To illustrate what I mean, let $A = \emptyset$ and $B = \{t\}$. Obviously $A \sim B$ because $ \emptyset \cap N = \{t\} \cap N \implies \emptyset = \emptyset$. So in this case, the common result is $\emptyset$. There are other sets in $P(M)$ that will yield this.
Either way, I'm clueless. I'm not sure what's the implication of this to the original question. I'm not quite sure what should $P(M) / \sim $ mean and what exactly makes the element in that set unique. Can anyone help?
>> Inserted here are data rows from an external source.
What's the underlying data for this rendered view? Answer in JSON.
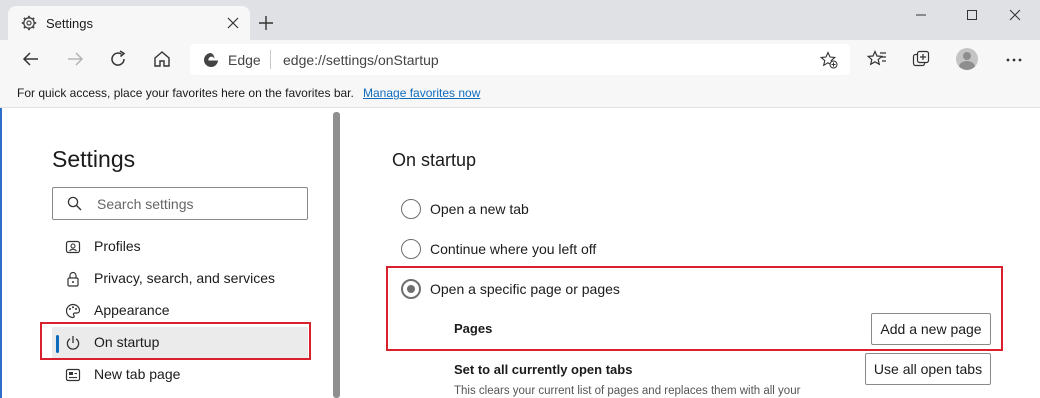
{
  "tab": {
    "title": "Settings",
    "icon": "gear-icon"
  },
  "address_bar": {
    "brand": "Edge",
    "url": "edge://settings/onStartup"
  },
  "favorites_bar": {
    "message": "For quick access, place your favorites here on the favorites bar.",
    "link": "Manage favorites now"
  },
  "sidebar": {
    "title": "Settings",
    "search_placeholder": "Search settings",
    "items": [
      {
        "label": "Profiles",
        "icon": "profile-icon"
      },
      {
        "label": "Privacy, search, and services",
        "icon": "lock-icon"
      },
      {
        "label": "Appearance",
        "icon": "palette-icon"
      },
      {
        "label": "On startup",
        "icon": "power-icon",
        "active": true
      },
      {
        "label": "New tab page",
        "icon": "new-tab-page-icon"
      }
    ]
  },
  "main": {
    "title": "On startup",
    "options": [
      {
        "label": "Open a new tab",
        "selected": false
      },
      {
        "label": "Continue where you left off",
        "selected": false
      },
      {
        "label": "Open a specific page or pages",
        "selected": true
      }
    ],
    "pages_label": "Pages",
    "add_page_button": "Add a new page",
    "open_tabs_label": "Set to all currently open tabs",
    "open_tabs_button": "Use all open tabs",
    "open_tabs_description": "This clears your current list of pages and replaces them with all your"
  },
  "colors": {
    "highlight_box": "#d9212e",
    "link": "#0f6cbd",
    "active_indicator": "#0f6cbd"
  }
}
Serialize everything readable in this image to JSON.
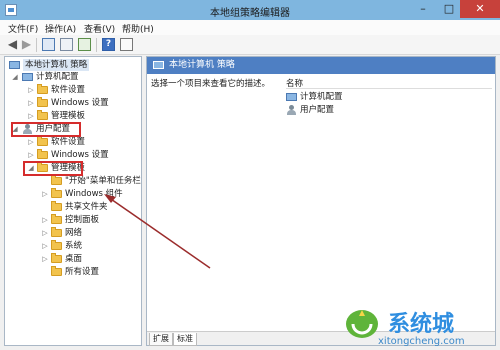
{
  "window": {
    "title": "本地组策略编辑器",
    "controls": {
      "minimize": "–",
      "maximize": "□",
      "close": "✕"
    }
  },
  "menu": [
    "文件(F)",
    "操作(A)",
    "查看(V)",
    "帮助(H)"
  ],
  "tree": {
    "root": "本地计算机 策略",
    "computer_config": "计算机配置",
    "software": "软件设置",
    "windows_settings": "Windows 设置",
    "admin_templates": "管理模板",
    "user_config": "用户配置",
    "u_software": "软件设置",
    "u_windows": "Windows 设置",
    "u_admin": "管理模板",
    "u_start": "\"开始\"菜单和任务栏",
    "u_wincomp": "Windows 组件",
    "u_shared": "共享文件夹",
    "u_control": "控制面板",
    "u_network": "网络",
    "u_system": "系统",
    "u_desktop": "桌面",
    "u_all": "所有设置"
  },
  "details": {
    "header": "本地计算机 策略",
    "description": "选择一个项目来查看它的描述。",
    "column_name": "名称",
    "items": [
      "计算机配置",
      "用户配置"
    ]
  },
  "tabs": [
    "扩展",
    "标准"
  ],
  "watermark": {
    "brand": "系统城",
    "url": "xitongcheng.com"
  },
  "colors": {
    "highlight": "#d52c2c",
    "header_bg": "#4e7fc3",
    "titlebar": "#7fb6df"
  }
}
Thanks
In general if $f:X\to Y$ is a function then the relation $\sim$ on $X$ defined by:$$u\sim v\iff f(u)=f(v)$$is an equivalence relation.
Then $X/\sim$ denotes the set of equivalence classes which is the set of non-empty fibers of $f$.
If moreover $f$ is surjective then we can write:$$X/\sim=\{f^{-1}(\{y\})\mid y\in Y\}$$and the number of equivalence classes is actually the cardinality of $Y$.
We can apply that here for the surjective function $f:\mathcal P(M)\to\mathcal P(N)$ prescribed by $A\mapsto A\cap N$ leading to:$$\mathcal P(M)/\sim=\{f^{-1}(\{E\})\mid E\in\mathcal P(N)\}$$ where: $$f^{-1}(\{E\})=\{A\in\mathcal P(M)\mid A\cap N=E\}$$and $\mathcal P(M)/\sim$ has $|\mathcal P(N)|=2^5$ elements.
For e.g. $E=\{h,u\}$ we find:$$f^{-1}(\{h,u\})=\{A\in\mathcal P(M)\mid A\cap N=\{h,u\}\}=\{\{h,u\},\{h,u,t\},\{h,u,f\},\{h,u,t,f\}\}$$